Jeff Landry talked to a crowd of business owners and parish officials about the Clean Power Plan and sanctuary city regulations, among other issues, on Sept. 22.

Bob Harrison, chamber chairman, told the Louisiana Record that  it was interesting to hear personally about government at the state level and above.

“He comes down to the parish and talks to the people who elected him and can voice their opinions,” Harrison said. “The governor and attorney general are butting heads a lot and we need to get things done for the state. It seems like things are not flowing smoothly for us.”

Landry discussed his opposition to the Clean Power Plan, rules proposed by the Environmental Protection Agency that would require existing coal-fired power plants to reduce carbon dioxide emissions by 30 percent from 2005 levels by 2030.

“The Clean Power Plan is another example of executive overreach and, just like other overly burdensome and extremely expensive Washington regulations, this unconstitutional EPA mandate is a job killer," Landry said in a press release. "The Clean Power Plan is a purely political attempt to force states into green energy submission."

Harrison said St. Mary Parish business owners are always concerned about electricity usage and their bills. The Clean Power Plan could have a negative effect, he said.

“If we did that, it would cost us thousands and thousands of extra on our bills, if we had to do that,” Harrison said.

The Clean Power Plan would be the first time that carbon limits would be applied to existing power plants. It’s been estimated that compliance costs would exceed $4 billion, according to Landry’s office.

A federal appeals court heard arguments in a lawsuit filed by a coalition of 24 states, including Louisiana, that have challenged the Clean Power Plan. The court heard arguments last month in the case.

Also at the chamber luncheon, Landry talked about his office’s progress on sanctuary cities, which typically do not prosecute persons for being an undocumented immigrant, or shields them if they commit a crime.

“You’ve got to follow the rules and regulations of the law,” Harrison said. “We’ve got to get that taken care of.”

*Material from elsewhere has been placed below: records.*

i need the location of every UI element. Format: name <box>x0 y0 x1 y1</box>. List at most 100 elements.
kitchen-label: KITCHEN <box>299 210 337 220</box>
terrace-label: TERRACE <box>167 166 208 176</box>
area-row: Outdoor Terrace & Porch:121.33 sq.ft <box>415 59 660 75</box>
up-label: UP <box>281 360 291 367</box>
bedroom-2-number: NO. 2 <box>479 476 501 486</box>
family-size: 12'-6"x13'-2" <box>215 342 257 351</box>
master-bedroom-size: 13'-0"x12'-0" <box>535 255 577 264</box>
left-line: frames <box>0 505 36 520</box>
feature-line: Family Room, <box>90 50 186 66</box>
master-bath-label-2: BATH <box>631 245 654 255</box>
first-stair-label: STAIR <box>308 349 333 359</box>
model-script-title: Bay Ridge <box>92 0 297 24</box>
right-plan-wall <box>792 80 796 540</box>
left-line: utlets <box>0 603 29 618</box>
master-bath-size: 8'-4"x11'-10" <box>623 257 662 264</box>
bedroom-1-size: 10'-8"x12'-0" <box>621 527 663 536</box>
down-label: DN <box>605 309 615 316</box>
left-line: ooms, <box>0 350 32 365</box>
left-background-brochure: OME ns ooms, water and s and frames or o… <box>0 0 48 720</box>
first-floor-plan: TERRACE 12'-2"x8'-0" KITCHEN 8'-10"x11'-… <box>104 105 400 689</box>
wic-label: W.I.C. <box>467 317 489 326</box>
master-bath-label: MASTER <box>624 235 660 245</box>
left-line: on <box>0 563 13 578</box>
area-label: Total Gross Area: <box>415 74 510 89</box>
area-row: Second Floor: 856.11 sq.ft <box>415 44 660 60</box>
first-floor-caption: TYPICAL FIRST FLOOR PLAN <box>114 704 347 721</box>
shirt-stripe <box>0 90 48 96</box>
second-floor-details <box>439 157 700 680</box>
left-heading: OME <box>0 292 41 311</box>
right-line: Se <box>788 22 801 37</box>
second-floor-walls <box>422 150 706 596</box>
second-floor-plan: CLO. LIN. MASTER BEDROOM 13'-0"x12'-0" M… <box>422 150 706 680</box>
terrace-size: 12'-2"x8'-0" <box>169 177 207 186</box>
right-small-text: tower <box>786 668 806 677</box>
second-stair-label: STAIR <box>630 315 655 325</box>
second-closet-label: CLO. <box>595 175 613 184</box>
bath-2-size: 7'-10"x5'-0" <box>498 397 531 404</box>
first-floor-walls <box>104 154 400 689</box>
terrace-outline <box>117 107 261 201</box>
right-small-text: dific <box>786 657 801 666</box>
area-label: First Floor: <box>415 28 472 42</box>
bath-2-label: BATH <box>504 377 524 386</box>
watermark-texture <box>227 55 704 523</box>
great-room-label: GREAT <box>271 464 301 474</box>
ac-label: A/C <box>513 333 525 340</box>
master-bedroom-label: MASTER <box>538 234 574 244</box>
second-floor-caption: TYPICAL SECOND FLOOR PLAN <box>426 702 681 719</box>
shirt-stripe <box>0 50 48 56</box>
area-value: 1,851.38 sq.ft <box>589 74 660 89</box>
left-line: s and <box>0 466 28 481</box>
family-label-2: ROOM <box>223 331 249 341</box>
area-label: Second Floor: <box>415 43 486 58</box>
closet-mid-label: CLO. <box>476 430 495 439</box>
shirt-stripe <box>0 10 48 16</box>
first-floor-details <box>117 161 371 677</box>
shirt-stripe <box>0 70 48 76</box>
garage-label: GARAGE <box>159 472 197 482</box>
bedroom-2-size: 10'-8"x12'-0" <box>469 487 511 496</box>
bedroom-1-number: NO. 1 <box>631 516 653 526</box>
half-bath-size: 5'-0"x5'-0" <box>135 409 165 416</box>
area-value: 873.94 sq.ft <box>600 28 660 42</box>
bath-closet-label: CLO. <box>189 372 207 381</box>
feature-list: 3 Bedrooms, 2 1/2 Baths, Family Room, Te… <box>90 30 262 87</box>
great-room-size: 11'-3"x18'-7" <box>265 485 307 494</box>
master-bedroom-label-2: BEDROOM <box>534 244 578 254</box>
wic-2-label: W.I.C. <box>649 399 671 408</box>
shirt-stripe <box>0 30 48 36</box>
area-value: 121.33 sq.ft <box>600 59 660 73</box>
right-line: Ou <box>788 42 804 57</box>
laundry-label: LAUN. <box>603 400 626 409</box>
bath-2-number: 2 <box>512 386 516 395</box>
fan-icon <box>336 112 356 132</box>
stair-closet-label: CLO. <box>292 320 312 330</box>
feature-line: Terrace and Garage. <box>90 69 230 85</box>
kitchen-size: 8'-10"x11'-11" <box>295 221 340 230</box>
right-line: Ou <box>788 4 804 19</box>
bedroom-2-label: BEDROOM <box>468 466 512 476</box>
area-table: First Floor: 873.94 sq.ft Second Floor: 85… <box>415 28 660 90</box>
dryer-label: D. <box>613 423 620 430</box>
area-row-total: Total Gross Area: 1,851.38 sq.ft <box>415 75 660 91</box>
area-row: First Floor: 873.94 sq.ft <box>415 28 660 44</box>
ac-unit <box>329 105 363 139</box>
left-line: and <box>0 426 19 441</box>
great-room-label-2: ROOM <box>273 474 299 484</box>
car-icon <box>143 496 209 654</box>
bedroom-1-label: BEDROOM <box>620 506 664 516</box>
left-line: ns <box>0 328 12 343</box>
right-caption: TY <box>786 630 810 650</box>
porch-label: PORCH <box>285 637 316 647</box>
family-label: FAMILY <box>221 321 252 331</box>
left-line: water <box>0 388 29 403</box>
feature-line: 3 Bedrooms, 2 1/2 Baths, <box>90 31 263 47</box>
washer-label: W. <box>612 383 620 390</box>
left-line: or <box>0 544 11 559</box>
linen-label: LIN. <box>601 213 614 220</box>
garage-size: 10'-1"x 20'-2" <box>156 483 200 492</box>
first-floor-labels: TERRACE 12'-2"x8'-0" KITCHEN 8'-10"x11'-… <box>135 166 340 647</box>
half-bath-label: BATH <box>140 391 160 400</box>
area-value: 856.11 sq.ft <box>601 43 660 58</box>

Last month, according to Landry’s office, the City of New Orleans changed its policy to allow the police department to cooperate with federal authorities. Landry testified at the U.S. House's "New Orleans: How the Crescent City became a Sanctuary City" hearing.

“Because of the efforts we made in Louisiana, our state no longer has any jurisdiction prohibited from communicating with federal immigration authorities,” Landry said in a statement.

Harrison also praised Landry’s pursuit of Medicaid fraud.

In August, the attorney general’s Medicaid Fraud Control Unit arrested four people from South Louisiana on Medicaid fraud charges. Medicaid fraud occurs when providers use the Medicaid program to obtain money to which they are not entitled, Landry’s office said.

“We all pay our tax dollars and they are being used fraudulently. It should be looked into,” Harrison said.